Okay, here is an outline for this type of tracking. Some of this you may already have, some of it will need to be developed:

Create a table in SQL Server that tracks logins and logouts. The table should have columns for a 20-byte hash, an original login datetime column, a timestamp or datetime column for "last hit", and a bit for tracking whether the row is a login or a logout message. Optionally, the table can perform double duty as a web page access and troubleshooting log. The columns can be expanded to include a username, a varchar for a function/method name, a web page name, timestamp, etc...

Use forms authentication on your web site.

Create a new class that implements IPrincipal and IIdentity that contains a property that is a hash of the username, password, and timestamp.

In the global.asax.vb, after authenticating the user, generate the hash and insert a new row in your LOGIN table. The hash is the primary key (or candidate key if you must have an int identity column as the PK).

Subclass the Page class and add a readonly property called "LoginKey" that will hold the hashed value. Back the property with session or viewstate. In my framework, this same class is also used to check authentication and authorization every time the page loads, but this is optional.

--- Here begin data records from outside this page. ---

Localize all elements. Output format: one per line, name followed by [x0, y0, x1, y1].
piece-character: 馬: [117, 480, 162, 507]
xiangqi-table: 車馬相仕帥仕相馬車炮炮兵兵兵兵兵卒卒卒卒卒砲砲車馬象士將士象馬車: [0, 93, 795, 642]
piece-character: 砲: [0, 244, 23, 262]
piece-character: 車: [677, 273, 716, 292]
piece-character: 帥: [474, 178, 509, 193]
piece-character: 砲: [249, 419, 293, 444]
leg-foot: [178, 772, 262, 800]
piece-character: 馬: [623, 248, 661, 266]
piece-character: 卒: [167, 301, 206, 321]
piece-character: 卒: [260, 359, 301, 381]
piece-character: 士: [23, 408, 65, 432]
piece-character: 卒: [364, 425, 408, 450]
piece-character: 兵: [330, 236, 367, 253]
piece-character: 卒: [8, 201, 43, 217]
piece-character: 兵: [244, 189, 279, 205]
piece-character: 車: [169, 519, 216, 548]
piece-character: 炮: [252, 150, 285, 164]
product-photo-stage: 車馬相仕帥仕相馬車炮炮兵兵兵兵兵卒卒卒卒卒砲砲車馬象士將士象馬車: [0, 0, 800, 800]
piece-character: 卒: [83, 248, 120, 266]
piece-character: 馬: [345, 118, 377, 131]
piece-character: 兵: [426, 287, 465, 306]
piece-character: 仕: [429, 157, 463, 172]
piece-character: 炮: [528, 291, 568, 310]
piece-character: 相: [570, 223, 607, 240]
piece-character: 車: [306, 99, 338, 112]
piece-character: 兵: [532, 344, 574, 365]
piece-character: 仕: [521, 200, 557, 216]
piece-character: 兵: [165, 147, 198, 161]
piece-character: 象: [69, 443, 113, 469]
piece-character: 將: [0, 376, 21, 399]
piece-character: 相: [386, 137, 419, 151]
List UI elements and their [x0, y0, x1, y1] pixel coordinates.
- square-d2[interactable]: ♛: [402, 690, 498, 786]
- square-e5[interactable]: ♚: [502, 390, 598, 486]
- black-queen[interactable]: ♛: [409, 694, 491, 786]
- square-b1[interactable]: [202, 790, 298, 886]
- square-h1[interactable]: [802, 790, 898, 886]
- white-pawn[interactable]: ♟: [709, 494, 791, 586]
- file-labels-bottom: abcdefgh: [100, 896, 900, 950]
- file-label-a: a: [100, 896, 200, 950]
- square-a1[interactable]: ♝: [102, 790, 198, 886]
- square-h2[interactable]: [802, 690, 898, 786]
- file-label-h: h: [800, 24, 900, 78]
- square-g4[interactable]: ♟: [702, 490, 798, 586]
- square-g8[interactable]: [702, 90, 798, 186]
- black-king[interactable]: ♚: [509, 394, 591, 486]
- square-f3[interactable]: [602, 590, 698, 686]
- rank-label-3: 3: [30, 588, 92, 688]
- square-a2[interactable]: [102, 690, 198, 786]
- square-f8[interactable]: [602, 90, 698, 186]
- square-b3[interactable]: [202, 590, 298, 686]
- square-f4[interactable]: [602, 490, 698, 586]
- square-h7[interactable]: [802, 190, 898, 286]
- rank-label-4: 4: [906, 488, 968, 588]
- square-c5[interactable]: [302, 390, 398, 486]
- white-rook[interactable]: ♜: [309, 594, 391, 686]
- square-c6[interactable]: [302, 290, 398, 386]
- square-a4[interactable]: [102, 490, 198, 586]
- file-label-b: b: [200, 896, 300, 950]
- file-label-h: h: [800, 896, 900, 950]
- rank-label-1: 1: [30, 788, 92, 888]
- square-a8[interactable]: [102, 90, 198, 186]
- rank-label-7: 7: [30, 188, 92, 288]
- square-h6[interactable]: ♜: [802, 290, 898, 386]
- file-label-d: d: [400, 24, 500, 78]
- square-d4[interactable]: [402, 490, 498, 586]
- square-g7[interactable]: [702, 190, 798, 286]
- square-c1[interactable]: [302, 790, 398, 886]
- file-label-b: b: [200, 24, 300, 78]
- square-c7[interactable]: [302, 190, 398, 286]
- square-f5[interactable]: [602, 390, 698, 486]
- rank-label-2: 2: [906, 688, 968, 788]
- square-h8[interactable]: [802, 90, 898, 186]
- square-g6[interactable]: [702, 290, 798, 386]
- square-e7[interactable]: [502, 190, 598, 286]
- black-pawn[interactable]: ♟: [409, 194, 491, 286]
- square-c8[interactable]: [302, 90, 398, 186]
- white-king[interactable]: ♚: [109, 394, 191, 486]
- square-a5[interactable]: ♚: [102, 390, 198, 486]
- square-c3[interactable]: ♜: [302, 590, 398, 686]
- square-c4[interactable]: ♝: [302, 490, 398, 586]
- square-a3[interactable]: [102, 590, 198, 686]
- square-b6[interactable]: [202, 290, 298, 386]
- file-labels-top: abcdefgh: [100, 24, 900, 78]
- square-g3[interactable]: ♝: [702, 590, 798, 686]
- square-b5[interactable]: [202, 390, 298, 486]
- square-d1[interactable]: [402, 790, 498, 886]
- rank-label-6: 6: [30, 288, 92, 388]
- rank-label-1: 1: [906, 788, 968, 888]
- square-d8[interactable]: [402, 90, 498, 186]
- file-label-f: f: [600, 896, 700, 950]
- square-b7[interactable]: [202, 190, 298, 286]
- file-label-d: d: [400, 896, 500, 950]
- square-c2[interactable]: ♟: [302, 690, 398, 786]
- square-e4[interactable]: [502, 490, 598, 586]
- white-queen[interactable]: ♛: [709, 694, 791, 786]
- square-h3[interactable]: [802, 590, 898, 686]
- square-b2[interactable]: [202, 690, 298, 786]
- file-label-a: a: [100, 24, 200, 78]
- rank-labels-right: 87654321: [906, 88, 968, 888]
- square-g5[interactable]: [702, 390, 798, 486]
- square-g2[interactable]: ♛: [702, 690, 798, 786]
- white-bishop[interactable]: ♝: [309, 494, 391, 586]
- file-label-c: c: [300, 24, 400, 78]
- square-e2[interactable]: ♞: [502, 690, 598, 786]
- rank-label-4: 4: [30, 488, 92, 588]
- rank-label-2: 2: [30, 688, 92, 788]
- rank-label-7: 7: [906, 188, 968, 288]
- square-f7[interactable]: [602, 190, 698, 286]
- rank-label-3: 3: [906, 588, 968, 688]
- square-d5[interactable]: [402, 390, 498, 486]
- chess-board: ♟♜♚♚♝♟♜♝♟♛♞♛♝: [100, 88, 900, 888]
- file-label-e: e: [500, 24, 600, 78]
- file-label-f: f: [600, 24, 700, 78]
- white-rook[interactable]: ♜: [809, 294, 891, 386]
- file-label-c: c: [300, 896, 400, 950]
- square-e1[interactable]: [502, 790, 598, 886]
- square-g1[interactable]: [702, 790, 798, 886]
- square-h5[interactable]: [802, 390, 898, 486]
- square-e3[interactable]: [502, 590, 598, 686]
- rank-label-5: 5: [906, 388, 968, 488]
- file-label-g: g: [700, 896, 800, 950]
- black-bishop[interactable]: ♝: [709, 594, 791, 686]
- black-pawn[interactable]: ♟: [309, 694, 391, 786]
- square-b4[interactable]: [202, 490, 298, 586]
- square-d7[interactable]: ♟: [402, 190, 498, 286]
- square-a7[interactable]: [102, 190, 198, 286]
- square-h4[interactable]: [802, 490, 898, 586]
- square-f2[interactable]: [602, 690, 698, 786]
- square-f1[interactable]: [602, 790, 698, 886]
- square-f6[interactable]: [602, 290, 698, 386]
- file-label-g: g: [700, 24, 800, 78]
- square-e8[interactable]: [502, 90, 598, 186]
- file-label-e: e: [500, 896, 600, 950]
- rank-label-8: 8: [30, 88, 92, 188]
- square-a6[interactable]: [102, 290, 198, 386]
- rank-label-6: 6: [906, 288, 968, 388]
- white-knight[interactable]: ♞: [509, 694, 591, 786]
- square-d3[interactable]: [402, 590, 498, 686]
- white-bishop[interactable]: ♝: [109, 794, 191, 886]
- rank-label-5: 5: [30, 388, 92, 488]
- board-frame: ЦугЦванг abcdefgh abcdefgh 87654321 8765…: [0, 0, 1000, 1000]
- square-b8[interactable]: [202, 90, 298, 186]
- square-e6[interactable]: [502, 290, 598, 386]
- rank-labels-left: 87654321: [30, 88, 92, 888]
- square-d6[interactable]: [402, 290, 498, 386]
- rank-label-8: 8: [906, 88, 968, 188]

Pass the login key to every call to the Data layer. Every function/method in the data layer first checks with the LOGIN table to make sure that the user is logged in (a "login" message matching the loginkey exists and a corresponding "logout" message does not).

As the table is being checked, update the "last hit" column.

If the login row does not exist or if the user is already logged out, throw an exception.

You custom Page class will trap the exception and redirect to the login page.

Create a SQL Server job that runs every 2-3 minutes. This job will go through the login table and insert logout rows when it finds a "last hit" that is older than whatever your chosen timeout is. At the same time, you can delete or archive old rows.

That's it, in a nutshell. There are some other details that I have left out for brevity's sake. But you will encounter them as you put this stuff together.

Good luck,

Keith

>Hi,
>
>Thank a lot for your advise.
>Yes, I am tracking user logins and license usage of my web-based application.
>What is the best way or reliable way to solve this issue. Please advise.
>
>
>>There really isn't any reliable way to do this. Keith's example works if you close the window, but what about scenarios where the user navigates our of your application to another page? This can be a problem if you are trying to track user logins and manage license usage of a web-based application. You have to have a plan B :)
>>
>>Regards,
>>Carl.
>>
>>>>Hi,
>>>>
>>>>I like to know how can my web based application on ASP.NET able to
>>>>track web user timeout and when user click the 'x' button on the
>>>>top right of the webpage ?
>>>>
>>>>I am using SQL Server 2000 SP4.
>>>>
>>>>Anyone got any suggestion or ways to do it.
>>>>Do I need to use Javascript on this area ?
>>>>
>>>>Thank you
>>>
>>>There is a way to determine that IE is being closed in JavaScript.
>>>
>>>

function onClose()
>>>{
>>>   if(window.screenTop>10000)
>>>      {
>>>         alert("window.onClose works!")
>>>      }
>>>}
>>>window.onunload=onClose

>>>
>>>Timeout is set in machine.config and for each application in the web.config. I'm not aware of any events that fire when a session times out.